The opera is available in Finnish, English and German language versions.
The Barabbas Dialogues
‘Is Barabbas Dialogues a song cycle, a chamber oratorio, a cantata, a piece of musical theatre or something else?’ Sallinen asks himself in his introduction to the work. ‘I haven’t troubled my head with this question. In the best of circumstances, a work of art creates its own world.’ This flexibility opens the piece up to a variety of approaches to its staging.
The Barabbas Dialogues will be presented by Oopera Skaala, an independent company that specializes in contemporary opera, exploring its boundaries with electronic music and dance. Four performances will take place between January 26 and February 14 at the Alexander Theatre in Helsinki. The production will include a new instrumental introduction, Nine Fragments for the Barabbas Septetto, which has been composed for the occasion.
The 50-minute work was composed for the 2004 Naantali Festival and comprises a cast of five, plus narrator, accompanied by a mixed ensemble of seven players. The text is taken from the Bible (in a modern Finnish translation from 1992) with additional material by Lassi Nummi and the composer. The drama focuses on Barabbas and Judas, two figures who play minor, but crucial roles in the Easter story.
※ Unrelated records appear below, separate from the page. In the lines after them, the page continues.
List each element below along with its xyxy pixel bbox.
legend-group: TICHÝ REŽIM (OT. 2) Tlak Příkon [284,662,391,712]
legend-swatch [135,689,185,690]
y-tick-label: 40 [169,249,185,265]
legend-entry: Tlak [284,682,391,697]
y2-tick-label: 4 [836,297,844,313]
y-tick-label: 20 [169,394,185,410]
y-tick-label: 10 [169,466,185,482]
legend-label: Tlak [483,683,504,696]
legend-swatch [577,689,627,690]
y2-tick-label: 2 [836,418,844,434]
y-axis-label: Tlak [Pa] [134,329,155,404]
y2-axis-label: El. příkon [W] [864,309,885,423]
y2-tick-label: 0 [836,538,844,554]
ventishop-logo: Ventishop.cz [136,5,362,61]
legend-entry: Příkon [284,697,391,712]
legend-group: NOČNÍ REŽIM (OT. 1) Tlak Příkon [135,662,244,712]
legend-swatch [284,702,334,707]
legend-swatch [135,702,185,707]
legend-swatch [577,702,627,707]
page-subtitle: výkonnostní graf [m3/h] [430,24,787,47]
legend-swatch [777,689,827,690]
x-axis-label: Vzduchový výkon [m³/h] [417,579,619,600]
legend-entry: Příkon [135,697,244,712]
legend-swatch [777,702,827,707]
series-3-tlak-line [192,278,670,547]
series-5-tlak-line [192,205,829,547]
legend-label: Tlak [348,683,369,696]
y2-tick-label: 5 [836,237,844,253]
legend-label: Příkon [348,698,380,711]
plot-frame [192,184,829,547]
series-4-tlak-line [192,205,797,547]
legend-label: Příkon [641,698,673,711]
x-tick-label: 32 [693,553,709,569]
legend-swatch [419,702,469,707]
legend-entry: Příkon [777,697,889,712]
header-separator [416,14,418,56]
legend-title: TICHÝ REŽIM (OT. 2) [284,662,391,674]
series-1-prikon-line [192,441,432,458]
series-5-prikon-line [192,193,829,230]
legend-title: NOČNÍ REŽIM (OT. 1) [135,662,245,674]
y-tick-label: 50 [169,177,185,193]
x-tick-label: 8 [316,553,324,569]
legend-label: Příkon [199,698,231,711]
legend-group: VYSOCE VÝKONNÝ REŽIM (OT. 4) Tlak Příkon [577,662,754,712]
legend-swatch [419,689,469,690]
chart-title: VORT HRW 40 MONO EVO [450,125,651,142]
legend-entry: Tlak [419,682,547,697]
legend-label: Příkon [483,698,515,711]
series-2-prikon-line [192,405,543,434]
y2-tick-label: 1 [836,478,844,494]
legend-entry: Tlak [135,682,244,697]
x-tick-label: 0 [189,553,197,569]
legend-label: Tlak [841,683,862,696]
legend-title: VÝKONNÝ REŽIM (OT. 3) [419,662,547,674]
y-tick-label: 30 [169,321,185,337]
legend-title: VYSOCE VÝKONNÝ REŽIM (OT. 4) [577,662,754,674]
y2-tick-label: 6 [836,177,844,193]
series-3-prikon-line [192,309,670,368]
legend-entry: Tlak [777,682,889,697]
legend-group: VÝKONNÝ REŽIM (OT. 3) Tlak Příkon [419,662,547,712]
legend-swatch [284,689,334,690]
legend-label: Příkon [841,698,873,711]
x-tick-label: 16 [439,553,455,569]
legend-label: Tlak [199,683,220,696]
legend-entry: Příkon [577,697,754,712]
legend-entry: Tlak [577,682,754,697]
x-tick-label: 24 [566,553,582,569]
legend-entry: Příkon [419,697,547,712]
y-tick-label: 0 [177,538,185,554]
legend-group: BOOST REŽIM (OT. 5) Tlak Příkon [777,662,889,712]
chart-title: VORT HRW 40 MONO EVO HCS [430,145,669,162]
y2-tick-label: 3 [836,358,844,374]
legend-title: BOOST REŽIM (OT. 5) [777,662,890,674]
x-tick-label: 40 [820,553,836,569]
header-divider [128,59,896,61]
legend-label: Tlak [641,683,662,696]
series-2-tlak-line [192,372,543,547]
Each of the seven movements features a different combination of characters, whose juxtaposition creates the ‘dialogues’ of the work’s title, as much an exchange of ideas and influences as a conventional conversation.
The piece is available in Finnish, English and German language versions.
Other operas by Aulis Sallinen
Born in 1935, Aulis Sallinen experimented with serialism in his early career before finding his musical voice in a direct, diatonic language following in the lineage of Sibelius. Finnish culture is often present in his work, whether through direct quotation of traditional melodies or engaging in historical stories and folklore in his dramatic works. In addition to eight symphonies composed between 1971 and 2001, he is the author of numerous concerti, most notably his ‘Chamber Music’ series for solo instruments and string orchestra. Arguably his greatest achievement is in the field of opera, of which he has six large-scale dramatic works to his name. The earliest of these, The Horseman (1975) is, like The Red Line (1978), a social drama rooted in Finnish culture. The King Goes Forth to France (1983) and The Palace (1991-3) take a lighter turn, introducing elements of satirical whimsy. These are counterbalanced by Kullervo (1988) and King Lear (1999), tragedies exploring familial relationships and the bleakest aspects of the human condition.